PoseGaussian: Pose-Driven Novel View Synthesis for Robust 3D Human Reconstruction
Ju Shen, Chen Chen, Tam V. Nguyen, Vijayan K. Asari
TL;DR
PoseGaussian addresses the challenge of robust, real-time novel-view synthesis of dynamic humans by integrating pose as a structural prior and a temporal cue into a Gaussian Splatting pipeline. The method fuses pose heatmaps with image features for depth inference and uses a Temporal Pose Stabilizer to maintain temporal coherence, resulting in state-of-the-art perceptual and structural quality while delivering around 100 FPS. Key contributions include pose-guided depth fusion, temporal pose stabilization, and a pose-conditioned loss that aligns fused features with pose encodings, enabling robust generalization across datasets.
Abstract
We propose PoseGaussian, a pose-guided Gaussian Splatting framework for high-fidelity human novel view synthesis. Human body pose serves a dual purpose in our design: as a structural prior, it is fused with a color encoder to refine depth estimation; as a temporal cue, it is processed by a dedicated pose encoder to enhance temporal consistency across frames. These components are integrated into a fully differentiable, end-to-end trainable pipeline.

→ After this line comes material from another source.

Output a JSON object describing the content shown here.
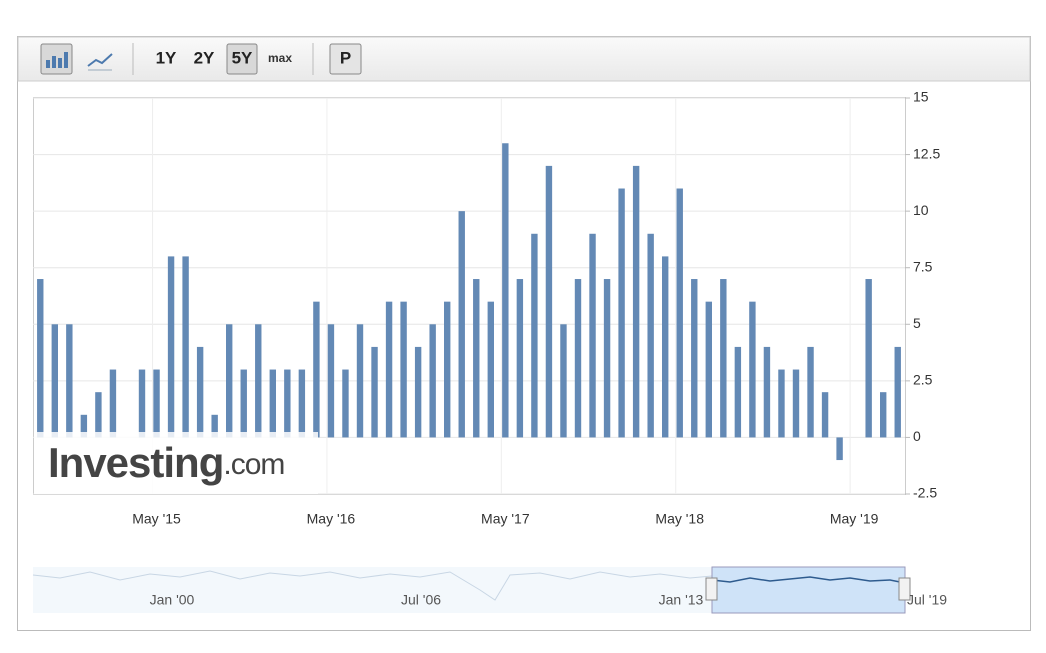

Unlike prior works that use pose only as a condition or for warping, PoseGaussian embeds pose signals into both geometric and temporal stages to improve robustness and generalization. It is specifically designed to address challenges inherent in dynamic human scenes, such as articulated motion and severe self-occlusion. Notably, our framework achieves real-time rendering at 100 FPS, maintaining the efficiency of standard Gaussian Splatting pipelines. We validate our approach on ZJU-MoCap, THuman2.0, and in-house datasets, demonstrating state-of-the-art performance in perceptual quality and structural accuracy (PSNR 30.86, SSIM 0.979, LPIPS 0.028).